Небо хмурилось. Над бухтой висела огромная черная туча, в которой нет-нет вспыхивала молния. Рыбацкая деревня на мысу была освещена красными лучами солнца, вырывавшимися из-под этой тучи. Лужи рдели, как большие рубины. Белый парусник тихо плыл мимо окутанных туманом дюн, повинуясь зову далекого таинственного океана. В небе резко кричали чайки.
Нэнни не понравился запах рыбы и грязные дети, которые с криками носились по песчаному берегу. Когда она спросила, в каком доме живет Шестипалый Джимми, они с любопытством на нее уставились.
— Вон в том, — показал один мальчик. — А зачем он тебе?
— Спасибо, — сказала Нэнни и повернула к указанному дому.
— Не можешь ответить на вопрос, воображала? — крикнула ей вслед одна из девочек.
Мальчик, показазший ей дом, вдруг возник перед Нэнни.
— Видишь тот дом, позади дома Томасов? Так вот, у меня там сидит морской змей, и я тебя туда запру, если не скажешь, зачем тебе нужен Шестипалый Джимми.
— Ну, ты, воображала, отвечай Биллу! — крикнула та же девочка. — Все вы в Глене чересчур много о себе понимаете.
— А то смотри, — добавил другой мальчик, — я тут собираюсь топить котят, могу и тебя за компанию утопить.
Другая девочка сказала с ухмылкой:
— У тебя есть десятицентовик? Могу продать тебе зуб.
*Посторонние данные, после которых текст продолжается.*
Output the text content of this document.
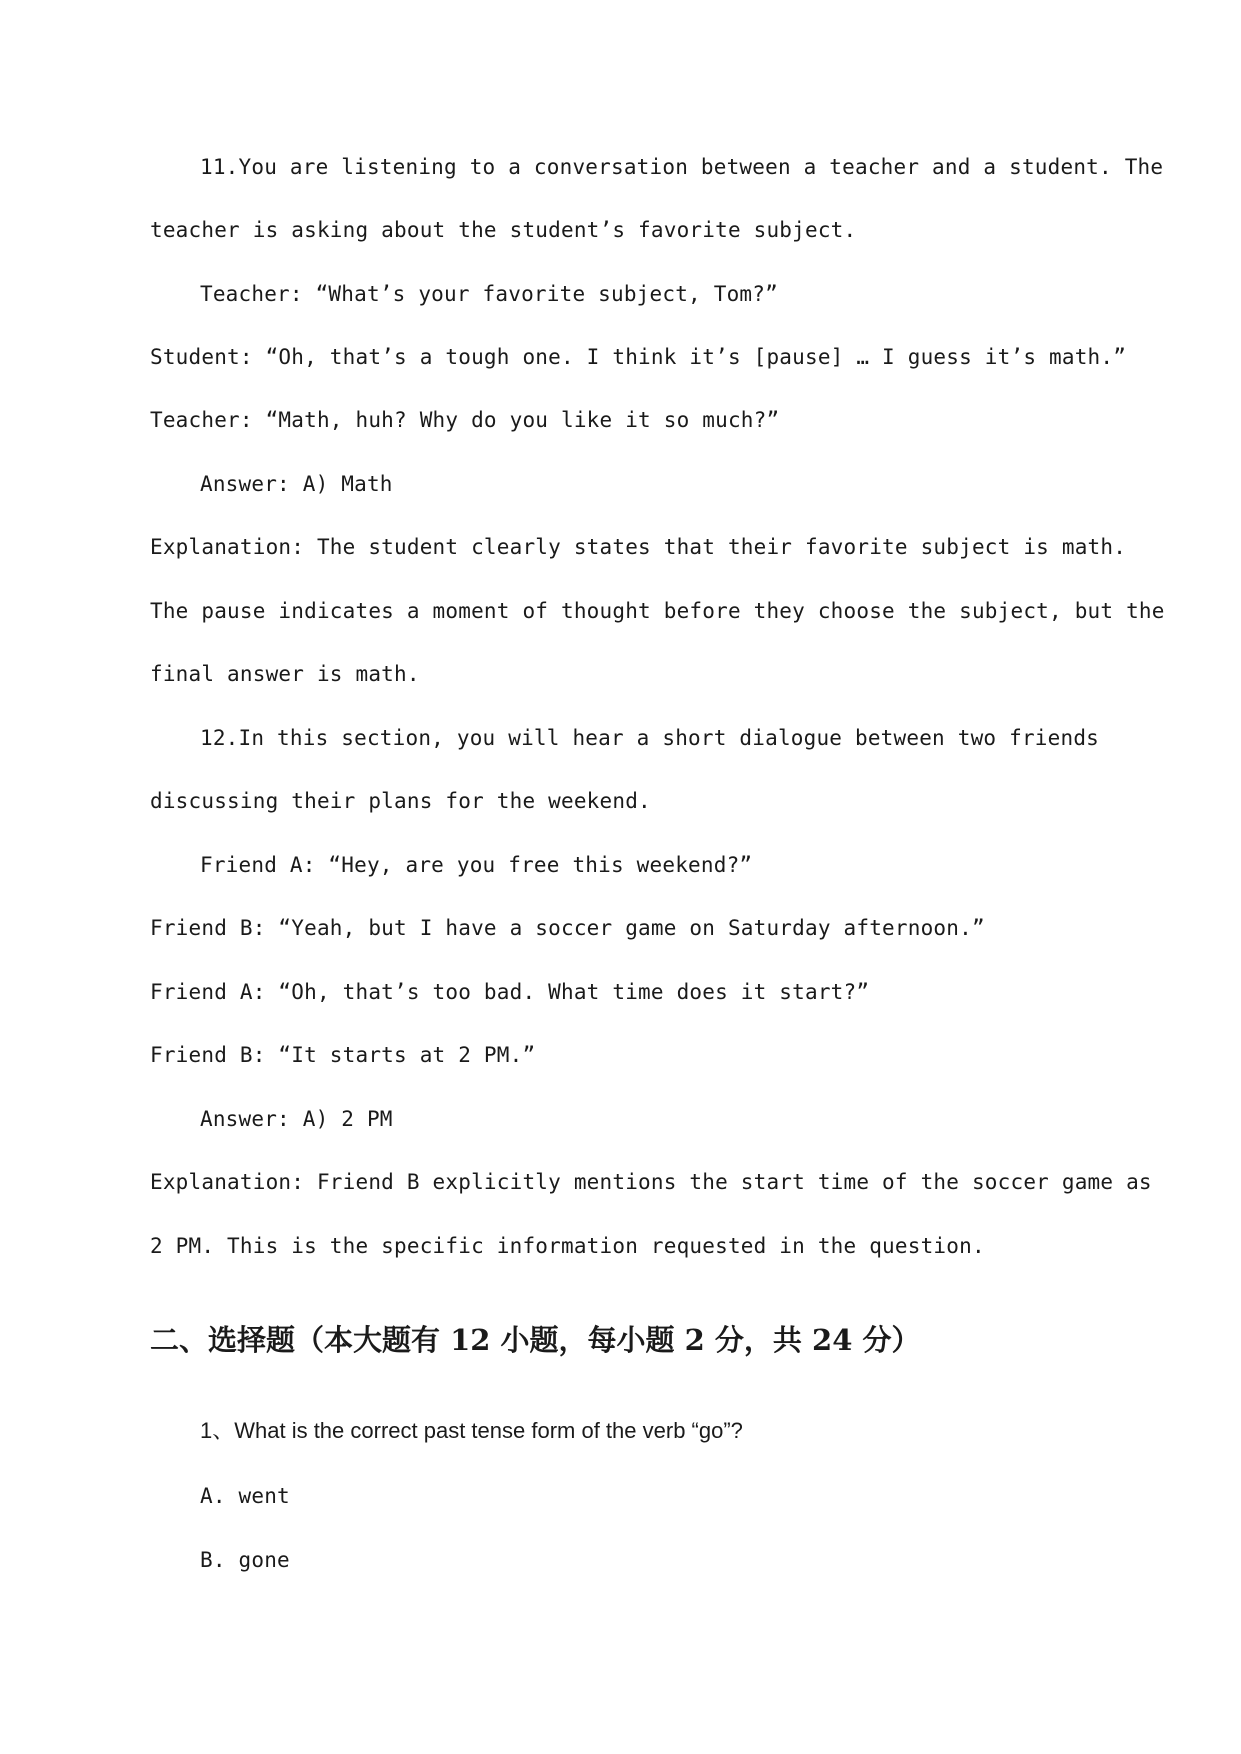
11.You are listening to a conversation between a teacher and a student. The
teacher is asking about the student’s favorite subject.
Teacher: “What’s your favorite subject, Tom?”
Student: “Oh, that’s a tough one. I think it’s [pause] … I guess it’s math.”
Teacher: “Math, huh? Why do you like it so much?”
Answer: A) Math
Explanation: The student clearly states that their favorite subject is math.
The pause indicates a moment of thought before they choose the subject, but the
final answer is math.
12.In this section, you will hear a short dialogue between two friends
discussing their plans for the weekend.
Friend A: “Hey, are you free this weekend?”
Friend B: “Yeah, but I have a soccer game on Saturday afternoon.”
Friend A: “Oh, that’s too bad. What time does it start?”
Friend B: “It starts at 2 PM.”
Answer: A) 2 PM
Explanation: Friend B explicitly mentions the start time of the soccer game as
2 PM. This is the specific information requested in the question.
二、选择题（本大题有 12 小题，每小题 2 分，共 24 分）
1、What is the correct past tense form of the verb “go”?
A. went
B. gone
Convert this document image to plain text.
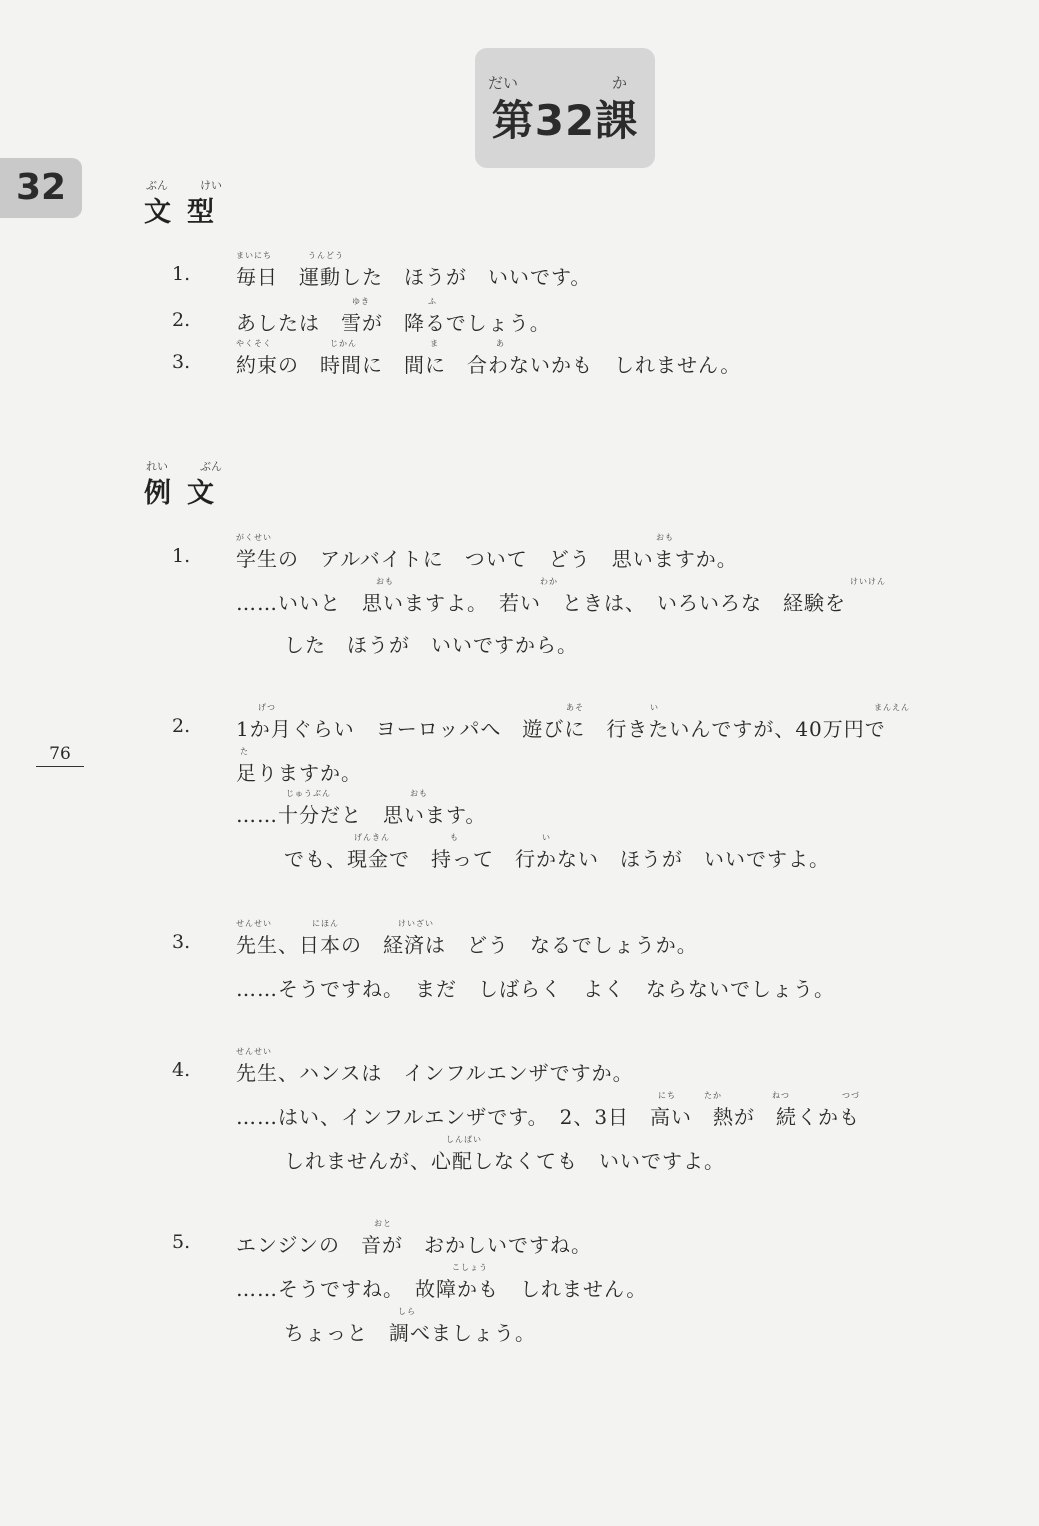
だい	か
第32課
32
76
ぶん	けい
文型
まいにち	うんどう
1. 毎日　運動した　ほうが　いいです。
ゆき	ふ
2. あしたは　雪が　降るでしょう。
やくそく	じかん	ま	あ
3. 約束の　時間に　間に　合わないかも　しれません。
れい	ぶん
例文
がくせい	おも
1. 学生の　アルバイトに　ついて　どう　思いますか。
おも	わか	けいけん
……いいと　思いますよ。　若い　ときは、　いろいろな　経験を
した　ほうが　いいですから。
げつ	あそ	い	まんえん
2. 1か月ぐらい　ヨーロッパへ　遊びに　行きたいんですが、40万円で
た
足りますか。
じゅうぶん	おも
……十分だと　思います。
げんきん	も	い
でも、現金で　持って　行かない　ほうが　いいですよ。
せんせい	にほん	けいざい
3. 先生、日本の　経済は　どう　なるでしょうか。
……そうですね。　まだ　しばらく　よく　ならないでしょう。
せんせい
4. 先生、ハンスは　インフルエンザですか。
にち	たか	ねつ	つづ
……はい、インフルエンザです。　2、3日　高い　熱が　続くかも
しんぱい
しれませんが、心配しなくても　いいですよ。
おと
5. エンジンの　音が　おかしいですね。
こしょう
……そうですね。　故障かも　しれません。
しら
ちょっと　調べましょう。
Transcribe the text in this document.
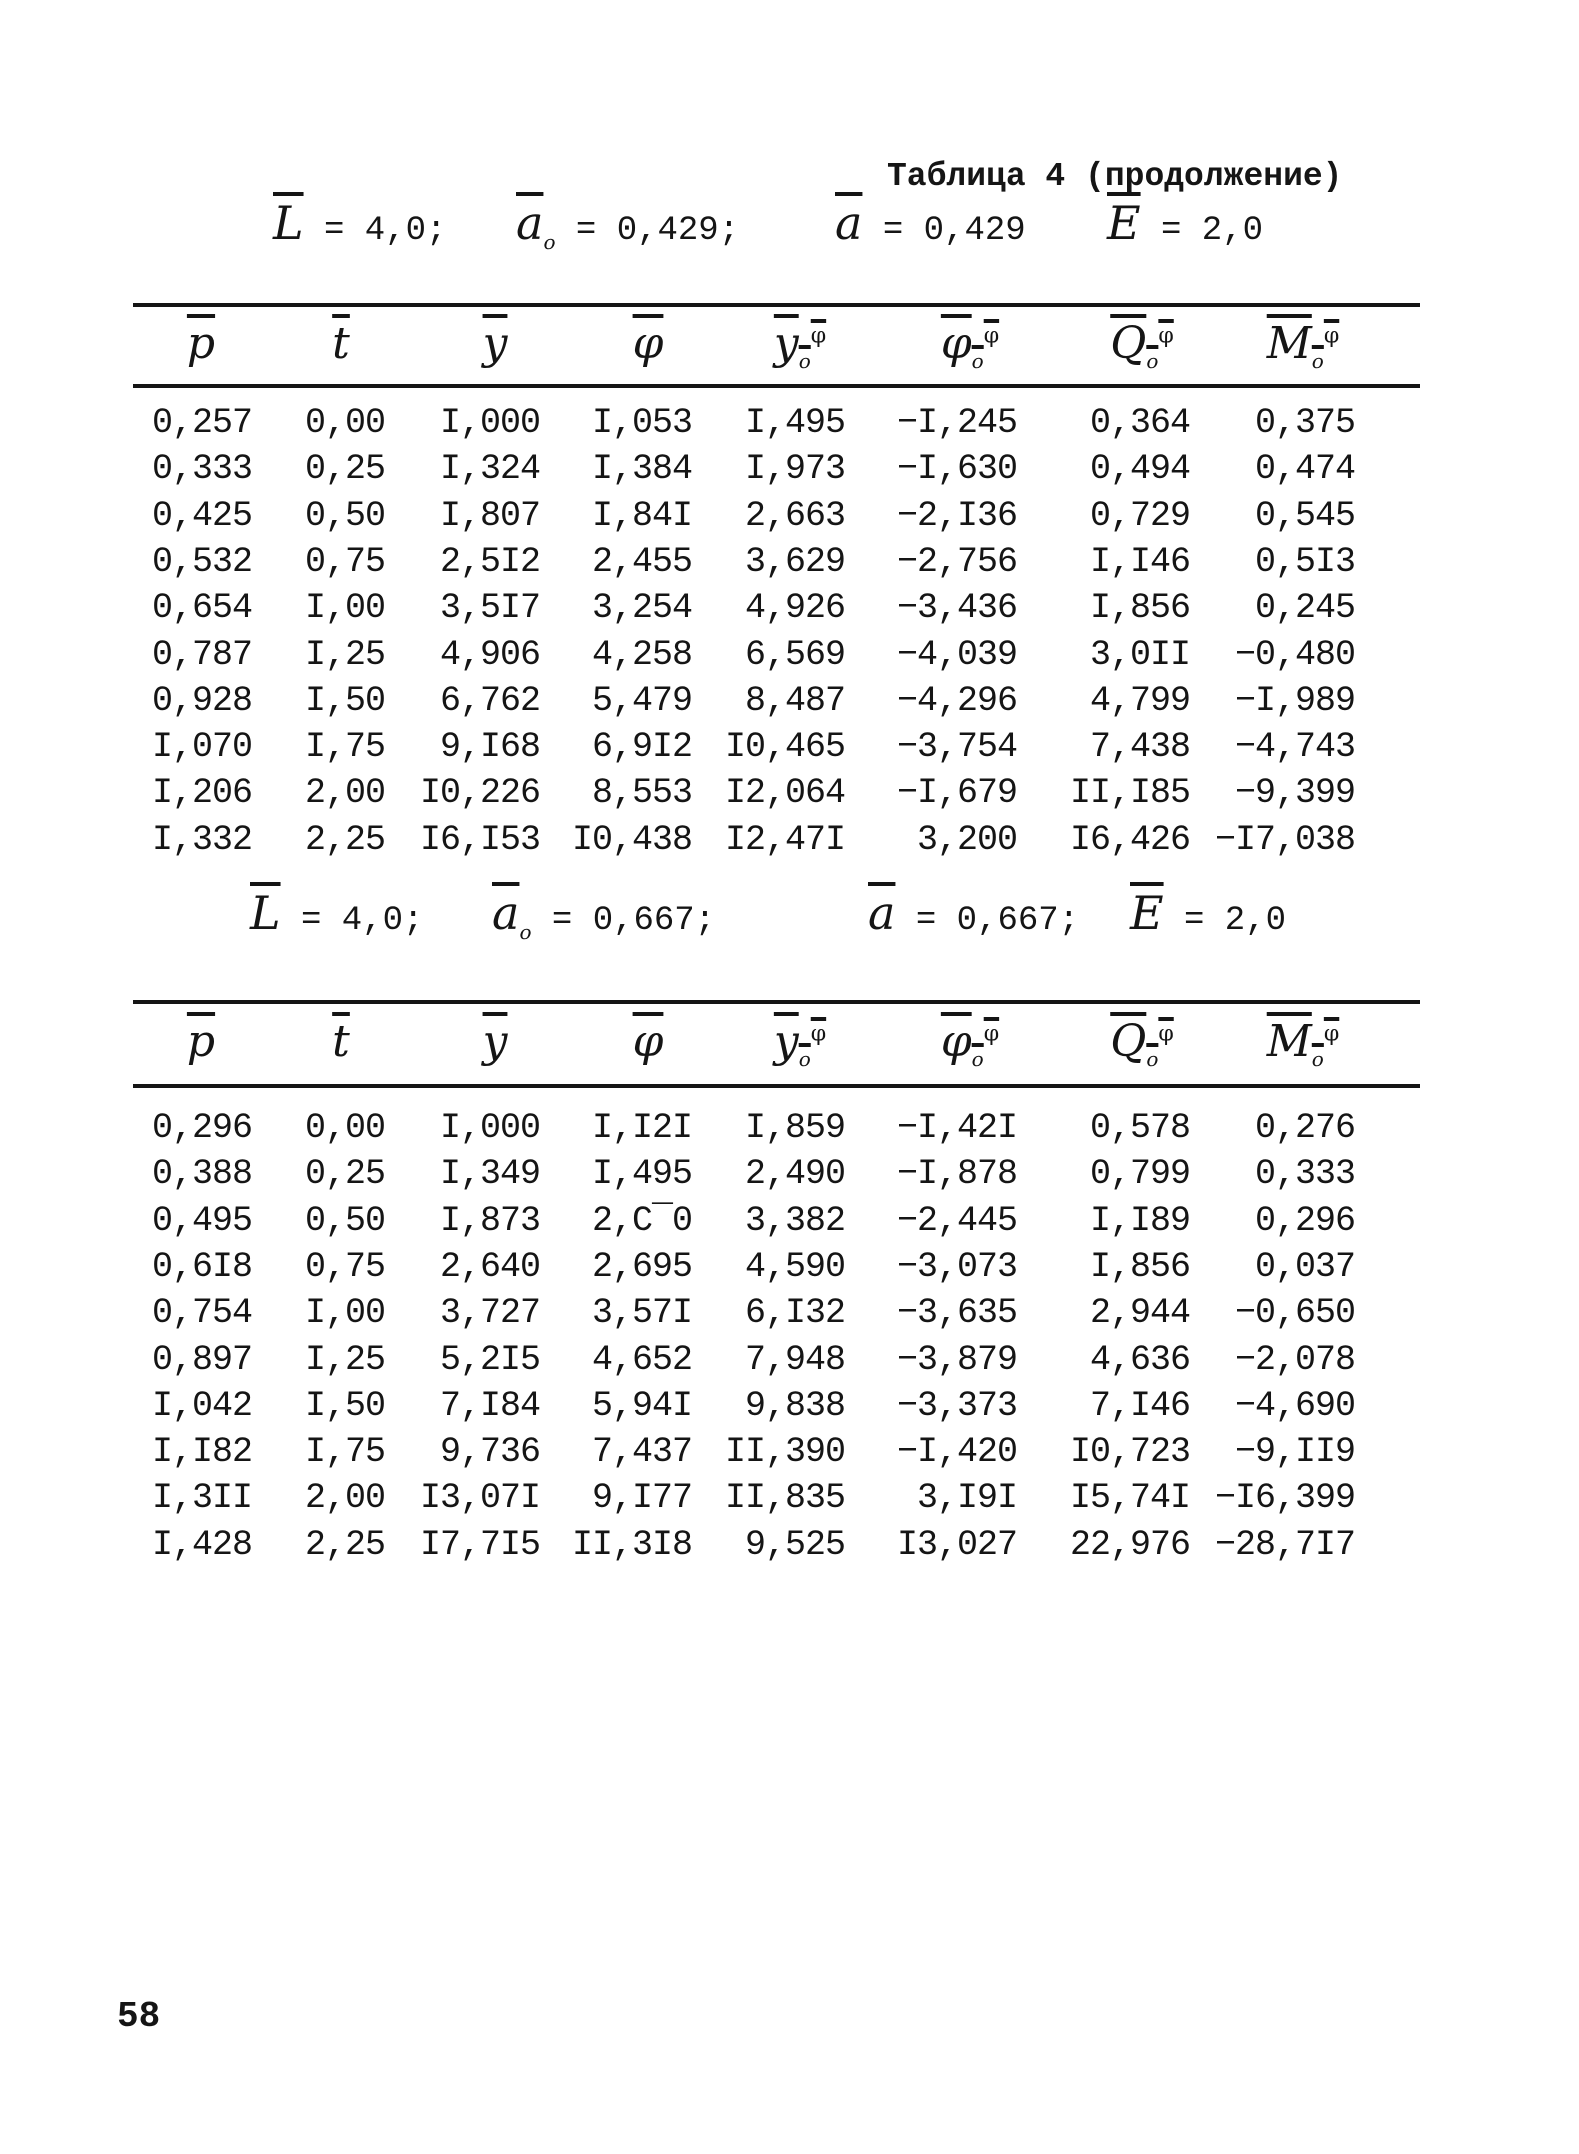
Таблица 4 (продолжение)
$\overline{L} = 4,0$; $\overline{a}_o = 0,429$; $\overline{a} = 0,429$ $\overline{E} = 2,0$
$\overline{p}$	$\overline{t}$	$\overline{y}$	$\overline{\varphi}$	$y_o^\varphi$	$\varphi_o^\varphi$	$Q_o^\varphi$	$M_o^\varphi$
0,257 0,00 I,000 I,053 I,495 −I,245 0,364 0,375
0,333 0,25 I,324 I,384 I,973 −I,630 0,494 0,474
0,425 0,50 I,807 I,84I 2,663 −2,I36 0,729 0,545
0,532 0,75 2,5I2 2,455 3,629 −2,756 I,I46 0,5I3
0,654 I,00 3,5I7 3,254 4,926 −3,436 I,856 0,245
0,787 I,25 4,906 4,258 6,569 −4,039 3,0II −0,480
0,928 I,50 6,762 5,479 8,487 −4,296 4,799 −I,989
I,070 I,75 9,I68 6,9I2 I0,465 −3,754 7,438 −4,743
I,206 2,00 I0,226 8,553 I2,064 −I,679 II,I85 −9,399
I,332 2,25 I6,I53 I0,438 I2,47I 3,200 I6,426 −I7,038
$\overline{L} = 4,0$; $\overline{a}_o = 0,667$;	$\overline{a} = 0,667$; $\overline{E} = 2,0$
$\overline{p}$	$\overline{t}$	$\overline{y}$	$\overline{\varphi}$	$y_o^\varphi$	$\varphi_o^\varphi$	$Q_o^\varphi$	$M_o^\varphi$
0,296 0,00 I,000 I,I2I I,859 −I,42I 0,578 0,276
0,388 0,25 I,349 I,495 2,490 −I,878 0,799 0,333
0,495 0,50 I,873 2,C¯0 3,382 −2,445 I,I89 0,296
0,6I8 0,75 2,640 2,695 4,590 −3,073 I,856 0,037
0,754 I,00 3,727 3,57I 6,I32 −3,635 2,944 −0,650
0,897 I,25 5,2I5 4,652 7,948 −3,879 4,636 −2,078
I,042 I,50 7,I84 5,94I 9,838 −3,373 7,I46 −4,690
I,I82 I,75 9,736 7,437 II,390 −I,420 I0,723 −9,II9
I,3II 2,00 I3,07I 9,I77 II,835 3,I9I I5,74I −I6,399
I,428 2,25 I7,7I5 II,3I8 9,525 I3,027 22,976 −28,7I7
58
Вчера выдернули.
— У меня нет десятицентовика, и мне не нужен твой зуб, — набравшись храбрости, ответила Нэнни. — Отвяжитесь от меня.
— Ну-ну, не хамить, — прорычал мальчик, который собирался топить котят.
Нэнни бросилась бежать. Мальчик, который держал морского змея, подставил ей ножку, и она упала на песок. Обидчики захохотали.
— Теперь поменьше будешь воображать! — крикнула девочка, предложившая ей купить зуб. — Подумаешь — напялила фартук с фестончиками!
Тут кто-то из детей крикнул:
— Вон причаливает Мрачный Джек! — и они все побежали к лодке.
Черная туча совсем скрыла солнце. Рубиновые лужи опять стали серыми.
Нэнни встала на ноги. Платье было в грязи, чулки тоже. Но ее мучители отстали. Неужели ей придется играть с ними?
«Только не плакать, — говорила себе Нэнни, — я не должна плакать!» Она поднялась по скрипучим дощатым ступенькам дома Томасов. Как и все дома в рыбацкой деревне, дом Томасов стоял на сваях — чтобы его не залил необычно высокий прилив, а под домом была свалена битая посуда, пустые консервные банки, старые ловушки для крабов и прочий хлам. Сквозь дверной проем Нэнни открылась кухня, подобной которой она еще никогда не видела. На голом полу грязь, потолок прокопчен и весь в пятнах, в раковине полно немытой посуды. На облезлом старом столе тарелки с остатками пищи, и над ними вьются огромные мухи. В кресле-качалке сидела женщина с нечесаными седоватыми волосами и кормила грудью грязного толстого младенца.